Os quatro suspeitos detidos ontem no âmbito da ‘Operação Imergente’, lançada pela Polícia Judiciária contra suspeitas de corrupção em autarquias do PS, foram mandados em liberdade depois de interrogados no Tribunal de Instrução Criminal.

Duarte Moral, a mulher Rute Reimão, Rui Pedro Nascimento e Emílio Vasquez Blanco, ex-porta-voz do PSOE na Galiza, estão indiciados pelo Ministério Público pela "prática dos crimes de prevaricação e participação económica em negócio” por terem sido “favorecidos” na adjudicação de contratos por parte de autarquias e câmaras municipais.

Saíram liberdade, sem prestação de caução, mas estão proibidos de falar com os outros arguidos e com os titulares de cargos políticos e funcionários  das câmaras de Oeiras e da Amadora e das justas de freguesia da Misericórdia e de Santa Maria Maior, ambas em Lisboa.

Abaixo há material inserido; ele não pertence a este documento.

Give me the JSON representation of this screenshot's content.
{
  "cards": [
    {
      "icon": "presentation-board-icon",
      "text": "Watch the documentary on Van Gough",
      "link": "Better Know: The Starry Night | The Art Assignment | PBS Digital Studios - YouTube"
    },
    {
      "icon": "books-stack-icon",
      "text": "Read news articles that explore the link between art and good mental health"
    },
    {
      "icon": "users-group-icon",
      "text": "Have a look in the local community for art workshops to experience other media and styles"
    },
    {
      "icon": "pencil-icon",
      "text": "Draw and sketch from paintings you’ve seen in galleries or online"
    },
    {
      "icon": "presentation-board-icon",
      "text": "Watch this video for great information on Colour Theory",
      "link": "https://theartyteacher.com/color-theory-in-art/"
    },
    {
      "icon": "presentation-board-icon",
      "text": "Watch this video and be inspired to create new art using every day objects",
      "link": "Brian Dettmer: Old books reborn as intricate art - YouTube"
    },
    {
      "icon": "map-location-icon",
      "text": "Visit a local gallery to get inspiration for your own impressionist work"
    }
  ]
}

No centro da ‘Operação Imergente’, lançada pela Unidade Nacional de Combate à Corrupção, está Duarte Moral, sócio-gerente da ‘Diálogo Emergente’, empresa criada em 2021 com Rui Pedro Nascimento, militante do PS de Oeiras. A sociedade dedica-se à consultoria, produção de material publicitário e campanhas de marketing, estando associada a vários contratos agora sob suspeita do Ministério Público.

Entre os negócios investigados encontra-se uma adjudicação da Junta de Freguesia da Misericórdia, em Lisboa, no valor de 22 mil euros. Ao concurso apresentaram-se a ‘Diálogo Emergente’, a ‘Bmd Comunication’, de Emílio Vasquez Blanco, e a ‘Cidade Etérea’, de Rute Reimão, mulher de Duarte Moral e assessora cultural da Junta de Freguesia de Santa Maria Maior desde 2014.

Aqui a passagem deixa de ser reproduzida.